We spoke with representatives from the U of O’s BSLA to find out what we can expect this Black History Month
As you may know, February is Black History Month, which, yes, celebrates diversity, but more precisely celebrates Black accomplishments. It’s a month that gives us the opportunity to recognize people of colour are an integral part of our society.
In celebration of Black History Month, the Black Student Leaders Association (BSLA), at the University of Ottawa has organized several events.
Established in 2011, the organization brings together a large number of Black, African, and Caribbean students and aims to promote Black students’ engagement and inclusive dialogue in a safe space. In these spaces, students can bring forward important issues and discuss important topics — usually through the union’s events or bi-weekly discussions.
“[This year’s] theme is Black. Our goal is restoring our Blackness and focusing on our wellness,” said BSLA co-president, Jinnia Baiye.
“Black history month is such an important month. It is a month in which we celebrate being Black … we’re Black every other month, but this month is particularly important.”
For organizers, Black History Month has its own meaning. To Yanaminah Thullah, another BSLA co-president, it’s “empowerment” and a …”collective effervescence of the community celebrating one another.”
“That’s what BHM means to me now, but growing up it meant a lot of Black trauma and Black American history,” said Thullah. “But since 2016, I have really been educating myself more on Black Canadian history, because that is seldom taught and talked about … this month is about Black history and seeing how that ties to my identity as a Black person.”
For Marina Touré, the BSLA’s director of community engagement, Black History Month is “the month where we promote Black accomplishments … the only month in which we actually see multiple people that look like us under the spotlight and for the right reasons.”
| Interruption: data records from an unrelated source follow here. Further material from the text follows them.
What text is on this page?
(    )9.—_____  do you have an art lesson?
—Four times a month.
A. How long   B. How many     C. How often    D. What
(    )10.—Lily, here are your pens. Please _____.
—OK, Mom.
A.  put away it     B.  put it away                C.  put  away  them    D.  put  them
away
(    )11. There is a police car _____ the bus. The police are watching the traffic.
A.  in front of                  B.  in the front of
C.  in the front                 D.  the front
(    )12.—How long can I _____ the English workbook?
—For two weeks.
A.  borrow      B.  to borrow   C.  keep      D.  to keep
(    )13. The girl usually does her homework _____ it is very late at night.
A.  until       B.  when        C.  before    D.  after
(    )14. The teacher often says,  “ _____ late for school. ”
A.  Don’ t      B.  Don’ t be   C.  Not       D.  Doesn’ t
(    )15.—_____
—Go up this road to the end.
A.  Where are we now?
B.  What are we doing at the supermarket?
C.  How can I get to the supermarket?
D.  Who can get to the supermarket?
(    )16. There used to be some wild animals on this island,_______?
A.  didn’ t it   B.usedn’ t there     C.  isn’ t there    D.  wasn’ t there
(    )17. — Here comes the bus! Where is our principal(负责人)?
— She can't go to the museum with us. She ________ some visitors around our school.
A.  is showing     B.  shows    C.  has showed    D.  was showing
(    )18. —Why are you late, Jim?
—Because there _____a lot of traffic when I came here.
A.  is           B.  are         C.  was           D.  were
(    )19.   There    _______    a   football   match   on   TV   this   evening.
On the agenda this year are several virtual events from Feb. 12-28 including a Black-owned business panel, a yoga session, social expression talent showcase and more.
Given the global events of 2020, Baiye said a focus on health and wellness is also important.
“We have gone through such trauma during 2020, and that is why we are focusing on wellness so that students have time to relax.”
Looking ahead, Baiye hopes attendees will be able to take away something from the events and come together as a community.
“We all have implicit biases, and the best way to overcome them is by showing interest in others and honing our mutual respect and tolerance.”
“It’s also essential to keep in mind that even though we cannot change our past, we can make our future more inclusive and hopefully learn lessons for the future.”